THE UNITED STATES, plaintiff-appellee,
vs.
EL CHINO QUE-QUENCO, defendant-appellant.

Republic of the Philippines
Supreme Court
Manila
En Banc

G.R. No. L-4627
11 January 1909

Fermin Mariano for appellant.
Attorney-General Villamor for appellee.

MAPA, J.:

It is a fact proven not only by evidence adduced by the prosecution but also by the confession of the accused himself, made at the trial, that the said accused had opium in his possession and in his own house, outside of the public dispensary, on the 30th of October, 1907. The accused was a confirmed user of opium, and as such he had a license to smoke it, issued by the municipal treasurer of Oroquieta on the 22nd of the said month and year, and he excuses himself by saying that on October 30, the date on which the opium was found in his possession, he did not know that an Act had been promulgated, prohibiting the confirmed users of opium duly registered from having the drug outside of the public dispensary, and on the other hand, that the municipal treasurer, on issuing the license, did not tell him of the existence of such a legal prohibition.

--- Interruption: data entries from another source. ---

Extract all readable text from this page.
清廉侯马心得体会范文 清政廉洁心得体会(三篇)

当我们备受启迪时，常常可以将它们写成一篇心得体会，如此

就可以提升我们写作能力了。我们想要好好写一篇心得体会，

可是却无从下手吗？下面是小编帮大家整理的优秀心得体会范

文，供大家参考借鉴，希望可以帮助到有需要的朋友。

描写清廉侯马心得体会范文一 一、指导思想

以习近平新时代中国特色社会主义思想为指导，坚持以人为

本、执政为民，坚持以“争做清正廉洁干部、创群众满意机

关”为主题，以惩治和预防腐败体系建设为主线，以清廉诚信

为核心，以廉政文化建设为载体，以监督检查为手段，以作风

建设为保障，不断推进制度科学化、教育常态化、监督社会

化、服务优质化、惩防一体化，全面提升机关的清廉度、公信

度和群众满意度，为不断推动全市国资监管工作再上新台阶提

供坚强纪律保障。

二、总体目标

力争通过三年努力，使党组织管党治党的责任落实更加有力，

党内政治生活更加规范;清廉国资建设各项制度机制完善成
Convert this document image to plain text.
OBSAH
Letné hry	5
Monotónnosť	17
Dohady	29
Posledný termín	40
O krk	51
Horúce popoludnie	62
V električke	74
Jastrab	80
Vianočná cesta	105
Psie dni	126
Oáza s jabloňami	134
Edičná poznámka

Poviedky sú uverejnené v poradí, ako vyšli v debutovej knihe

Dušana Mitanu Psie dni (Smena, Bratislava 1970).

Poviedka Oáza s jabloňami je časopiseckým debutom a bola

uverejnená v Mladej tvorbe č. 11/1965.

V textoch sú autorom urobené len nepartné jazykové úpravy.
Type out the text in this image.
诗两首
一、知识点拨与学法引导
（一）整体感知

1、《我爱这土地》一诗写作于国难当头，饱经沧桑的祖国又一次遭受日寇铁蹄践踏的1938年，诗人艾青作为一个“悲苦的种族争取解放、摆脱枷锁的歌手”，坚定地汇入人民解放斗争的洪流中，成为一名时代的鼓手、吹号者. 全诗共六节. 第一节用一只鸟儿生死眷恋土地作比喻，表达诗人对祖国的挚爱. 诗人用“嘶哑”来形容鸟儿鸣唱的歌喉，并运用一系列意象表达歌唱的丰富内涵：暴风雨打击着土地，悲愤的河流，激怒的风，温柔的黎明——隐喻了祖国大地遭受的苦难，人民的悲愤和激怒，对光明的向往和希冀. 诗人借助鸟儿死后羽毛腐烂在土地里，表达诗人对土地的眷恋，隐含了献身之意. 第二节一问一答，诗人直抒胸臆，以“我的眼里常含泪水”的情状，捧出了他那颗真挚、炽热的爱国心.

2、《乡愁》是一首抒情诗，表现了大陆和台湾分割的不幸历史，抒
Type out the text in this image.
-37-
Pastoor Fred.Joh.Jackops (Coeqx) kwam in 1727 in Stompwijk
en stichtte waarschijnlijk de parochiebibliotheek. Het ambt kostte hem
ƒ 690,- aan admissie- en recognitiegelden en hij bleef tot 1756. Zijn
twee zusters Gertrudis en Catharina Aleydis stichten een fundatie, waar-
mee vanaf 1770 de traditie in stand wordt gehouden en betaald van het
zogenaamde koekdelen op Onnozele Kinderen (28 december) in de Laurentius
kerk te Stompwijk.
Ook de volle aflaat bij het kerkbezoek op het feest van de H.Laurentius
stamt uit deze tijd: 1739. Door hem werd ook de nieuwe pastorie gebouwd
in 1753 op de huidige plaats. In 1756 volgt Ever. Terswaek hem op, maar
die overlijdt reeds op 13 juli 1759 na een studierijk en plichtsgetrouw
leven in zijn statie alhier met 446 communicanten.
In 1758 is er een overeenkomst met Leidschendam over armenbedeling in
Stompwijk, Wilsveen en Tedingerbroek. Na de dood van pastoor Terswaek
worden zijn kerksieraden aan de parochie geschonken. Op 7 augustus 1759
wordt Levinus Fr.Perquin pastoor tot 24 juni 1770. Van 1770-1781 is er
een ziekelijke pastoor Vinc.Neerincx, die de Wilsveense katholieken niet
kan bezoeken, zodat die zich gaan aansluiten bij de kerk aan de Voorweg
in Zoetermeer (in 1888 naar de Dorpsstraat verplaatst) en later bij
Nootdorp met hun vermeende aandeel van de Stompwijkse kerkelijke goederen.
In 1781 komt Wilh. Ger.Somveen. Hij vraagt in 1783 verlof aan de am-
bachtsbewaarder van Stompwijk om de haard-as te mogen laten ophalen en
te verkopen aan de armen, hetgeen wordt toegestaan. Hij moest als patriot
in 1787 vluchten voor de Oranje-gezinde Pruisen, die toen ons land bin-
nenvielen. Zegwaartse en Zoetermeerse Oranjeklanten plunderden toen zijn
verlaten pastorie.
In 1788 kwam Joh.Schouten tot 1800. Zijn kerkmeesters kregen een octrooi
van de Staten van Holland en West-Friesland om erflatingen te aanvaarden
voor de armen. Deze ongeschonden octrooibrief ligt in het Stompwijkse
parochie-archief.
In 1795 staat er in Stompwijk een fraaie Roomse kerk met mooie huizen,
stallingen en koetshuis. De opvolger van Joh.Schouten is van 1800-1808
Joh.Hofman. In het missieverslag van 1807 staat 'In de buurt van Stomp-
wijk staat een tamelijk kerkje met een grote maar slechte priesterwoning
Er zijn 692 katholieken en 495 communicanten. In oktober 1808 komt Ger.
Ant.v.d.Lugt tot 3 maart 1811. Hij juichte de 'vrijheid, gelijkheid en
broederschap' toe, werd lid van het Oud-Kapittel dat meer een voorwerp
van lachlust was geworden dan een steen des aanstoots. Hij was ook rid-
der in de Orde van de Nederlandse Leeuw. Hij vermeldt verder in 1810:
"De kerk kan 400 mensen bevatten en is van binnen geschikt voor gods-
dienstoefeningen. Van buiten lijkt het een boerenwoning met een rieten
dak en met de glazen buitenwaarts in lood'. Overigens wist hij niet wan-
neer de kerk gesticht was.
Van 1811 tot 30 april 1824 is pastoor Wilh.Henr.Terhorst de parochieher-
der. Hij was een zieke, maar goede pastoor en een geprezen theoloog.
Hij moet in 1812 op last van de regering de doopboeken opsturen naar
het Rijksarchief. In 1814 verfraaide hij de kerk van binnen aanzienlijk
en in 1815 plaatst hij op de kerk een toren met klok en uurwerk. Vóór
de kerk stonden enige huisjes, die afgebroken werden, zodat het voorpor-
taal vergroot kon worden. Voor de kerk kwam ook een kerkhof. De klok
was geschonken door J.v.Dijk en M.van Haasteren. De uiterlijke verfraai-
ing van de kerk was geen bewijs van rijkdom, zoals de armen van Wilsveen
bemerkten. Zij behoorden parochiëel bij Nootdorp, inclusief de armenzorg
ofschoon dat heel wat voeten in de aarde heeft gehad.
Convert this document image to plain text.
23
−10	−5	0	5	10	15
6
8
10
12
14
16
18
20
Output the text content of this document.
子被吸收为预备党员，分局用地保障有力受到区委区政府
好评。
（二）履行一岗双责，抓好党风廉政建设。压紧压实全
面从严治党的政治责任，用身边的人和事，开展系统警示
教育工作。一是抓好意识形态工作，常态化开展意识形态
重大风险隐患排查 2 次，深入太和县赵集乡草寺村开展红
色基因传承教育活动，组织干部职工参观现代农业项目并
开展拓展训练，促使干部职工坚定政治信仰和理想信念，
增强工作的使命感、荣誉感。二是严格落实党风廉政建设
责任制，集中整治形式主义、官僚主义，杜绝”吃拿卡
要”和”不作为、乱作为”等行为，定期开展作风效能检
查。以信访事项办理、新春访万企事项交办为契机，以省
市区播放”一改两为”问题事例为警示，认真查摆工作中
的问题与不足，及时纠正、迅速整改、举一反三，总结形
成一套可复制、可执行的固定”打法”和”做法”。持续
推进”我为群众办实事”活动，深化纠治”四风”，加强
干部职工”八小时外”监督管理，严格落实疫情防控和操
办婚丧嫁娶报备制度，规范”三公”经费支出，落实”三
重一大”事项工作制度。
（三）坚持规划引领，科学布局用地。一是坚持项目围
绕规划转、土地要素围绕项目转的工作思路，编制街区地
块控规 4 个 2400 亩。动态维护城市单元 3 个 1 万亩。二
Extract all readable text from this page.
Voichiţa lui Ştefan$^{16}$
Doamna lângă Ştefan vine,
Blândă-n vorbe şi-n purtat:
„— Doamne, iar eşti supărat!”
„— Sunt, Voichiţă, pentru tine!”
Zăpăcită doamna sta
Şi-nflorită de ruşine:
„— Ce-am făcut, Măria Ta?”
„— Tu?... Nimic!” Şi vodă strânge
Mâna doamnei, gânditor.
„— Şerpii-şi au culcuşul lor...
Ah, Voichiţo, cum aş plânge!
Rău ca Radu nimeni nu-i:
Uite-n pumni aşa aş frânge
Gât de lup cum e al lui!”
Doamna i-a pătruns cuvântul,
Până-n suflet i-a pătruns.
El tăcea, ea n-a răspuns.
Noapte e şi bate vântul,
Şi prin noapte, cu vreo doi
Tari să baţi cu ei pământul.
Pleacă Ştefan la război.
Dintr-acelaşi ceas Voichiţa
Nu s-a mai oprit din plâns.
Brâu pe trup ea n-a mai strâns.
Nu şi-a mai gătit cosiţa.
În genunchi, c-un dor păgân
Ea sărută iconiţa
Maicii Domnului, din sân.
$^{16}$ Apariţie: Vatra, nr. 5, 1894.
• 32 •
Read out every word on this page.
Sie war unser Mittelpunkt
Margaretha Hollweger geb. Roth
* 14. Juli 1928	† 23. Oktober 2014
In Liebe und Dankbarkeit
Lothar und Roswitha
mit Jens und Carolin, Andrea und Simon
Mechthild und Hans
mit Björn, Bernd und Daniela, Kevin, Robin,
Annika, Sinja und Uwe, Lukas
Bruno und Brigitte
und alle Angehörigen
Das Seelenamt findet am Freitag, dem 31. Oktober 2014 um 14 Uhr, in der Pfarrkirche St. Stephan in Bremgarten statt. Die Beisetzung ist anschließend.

The Act establishing the prohibition is Act No. 1761, which was enacted on October 10, 1907, and went into force on the 17th of the same month. Besides the well- known principle of law, expressly mentioned in article 2 of the Civil Code, that ignorance of laws does not excuse a person from compliance therewith, the alleged ignorance of the existence of the prohibition can not be admitted in the case at bar, even as a matter of fact, inasmuch as the municipal treasurer of Oroquieta categorically denying the statement of the accused, declared at the trial that, on issuing to him the license in the month of October, he advised him that it was absolutely forbidden to have opium outside of the public dispensary. Considering the question from another point of view, these facts likewise show that, prior to October 30, the existence of the prohibition was known in Oroquieta, and it necessarily had to be so, taking into account the fact that twenty days had elapsed between that date and the date of the passage of the above-mentioned Act. The plea of the defendant is in law and in fact untenable, and should therefore be dismissed.

Consequently, the holding of the lower court that the accused violated section 7 of Act No. 1761, is proper. The penalty of one year of imprisonment and a fine of P500, or subsidiary imprisonment in case of insolvency at the rate of one day for every P2.50 that he should fail to pay, which penalty was imposed on the accused in the judgment appealed from, is within the limits of the punishment prescribed by the section, in the discretion of the court. In view of all the circumstances of the case, however, we reduce the said penalty to four months’ imprisonment and a fine of P300, with the same subsidiary imprisonment, which shall not exceed one month and ten days in case of insolvency.

With this modification, and holding that the opium found in the possession of the defendant shall be retained by the Government, we affirm the judgment appealed from with the costs of this instance against the accused. So ordered.

Arellano, C.J., Torres, Carson, Willard, and Tracey, JJ., concur.